วันจันทร์ที่ 7 เมษายน พ.ศ. 2551

Why Does a Stock Go Down in Price When There is a Big Sell Off

Why Does a Stock Go Down in Price When There is a Big Sell Off?

You are absolutely correct when you state that there has to be a buyer
when there are sellers. The number of shares sold of a particular
stock on a given day has to equal the number of shares purchased of
that stock on that day. On the stock market, this is referred to as
the "volume".


The relationship between the number of goods sold and the number of
goods bought holds in any market, not just the stock market.
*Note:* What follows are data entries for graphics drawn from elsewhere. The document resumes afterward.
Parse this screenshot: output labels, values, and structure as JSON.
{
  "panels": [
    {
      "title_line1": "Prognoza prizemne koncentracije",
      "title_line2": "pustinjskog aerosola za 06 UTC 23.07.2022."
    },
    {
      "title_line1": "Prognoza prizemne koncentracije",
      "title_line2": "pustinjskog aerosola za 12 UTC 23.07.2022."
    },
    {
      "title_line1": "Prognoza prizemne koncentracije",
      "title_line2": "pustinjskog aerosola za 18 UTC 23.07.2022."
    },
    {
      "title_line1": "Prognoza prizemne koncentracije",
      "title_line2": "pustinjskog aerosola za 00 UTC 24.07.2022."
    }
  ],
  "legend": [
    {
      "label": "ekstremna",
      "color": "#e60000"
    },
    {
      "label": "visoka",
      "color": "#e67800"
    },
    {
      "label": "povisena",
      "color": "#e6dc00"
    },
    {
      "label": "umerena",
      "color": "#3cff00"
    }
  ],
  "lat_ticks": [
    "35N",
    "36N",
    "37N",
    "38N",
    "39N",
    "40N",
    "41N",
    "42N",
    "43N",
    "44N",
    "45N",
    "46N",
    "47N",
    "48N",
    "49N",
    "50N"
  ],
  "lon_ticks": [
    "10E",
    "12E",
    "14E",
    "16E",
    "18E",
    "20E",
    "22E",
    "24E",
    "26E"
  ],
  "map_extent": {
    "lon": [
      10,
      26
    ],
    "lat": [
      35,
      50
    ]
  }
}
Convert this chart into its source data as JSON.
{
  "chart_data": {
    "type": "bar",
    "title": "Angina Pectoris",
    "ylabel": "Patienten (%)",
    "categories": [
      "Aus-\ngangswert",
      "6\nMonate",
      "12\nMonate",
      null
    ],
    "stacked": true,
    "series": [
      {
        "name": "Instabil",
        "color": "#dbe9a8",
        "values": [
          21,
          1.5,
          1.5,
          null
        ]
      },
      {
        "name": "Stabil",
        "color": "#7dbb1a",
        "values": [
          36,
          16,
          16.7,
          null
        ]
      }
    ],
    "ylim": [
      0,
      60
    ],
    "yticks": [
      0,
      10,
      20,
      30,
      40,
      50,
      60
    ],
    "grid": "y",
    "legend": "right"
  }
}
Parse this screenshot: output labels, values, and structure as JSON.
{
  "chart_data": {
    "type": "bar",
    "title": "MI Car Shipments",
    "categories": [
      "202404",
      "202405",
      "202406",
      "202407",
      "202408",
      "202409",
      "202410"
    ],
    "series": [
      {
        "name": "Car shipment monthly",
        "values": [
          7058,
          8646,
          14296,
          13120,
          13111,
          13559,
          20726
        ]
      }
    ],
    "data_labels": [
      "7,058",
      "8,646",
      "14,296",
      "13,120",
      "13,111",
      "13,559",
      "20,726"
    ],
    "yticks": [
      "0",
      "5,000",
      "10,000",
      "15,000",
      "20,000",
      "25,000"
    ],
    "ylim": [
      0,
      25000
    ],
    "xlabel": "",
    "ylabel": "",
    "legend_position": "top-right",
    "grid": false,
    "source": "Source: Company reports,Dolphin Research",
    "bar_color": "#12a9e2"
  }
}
The
number of ski jackets sold by a retailer must equal the number of ski
jackets purchased by customers.

However the price of ski jackets doesn't necessarily stay the same.
The retailer may decide to have a sale (which can be considered a sell
off) on the jackets if it's July and the demand for ski jackets is
low.

The stock market works in a particular way. To use an example from a
recent event, suppose a major pharmaceutical company (we'll call them
Company A) just had its supposed new wonder drug banned by the FDA.
Shares in that company at the current price are now less attractive to
both current Company A shareholders and those considering purchasing
shares in Company A. This will cause those interesting buying the
stock to demand a lower price to accept Company A shares (known in
stock market lingo as the "bid price") and those interesting in
selling Company A shares to offer a lower price in order to get rid of
the shares (known as the "ask price"). Eventually a buyer and seller
will agree on a price (meaning that the "bid" and "ask" are identical)
and shares will be sold. This price will naturally be lower than the
price the shares were selling for before the bad news came out.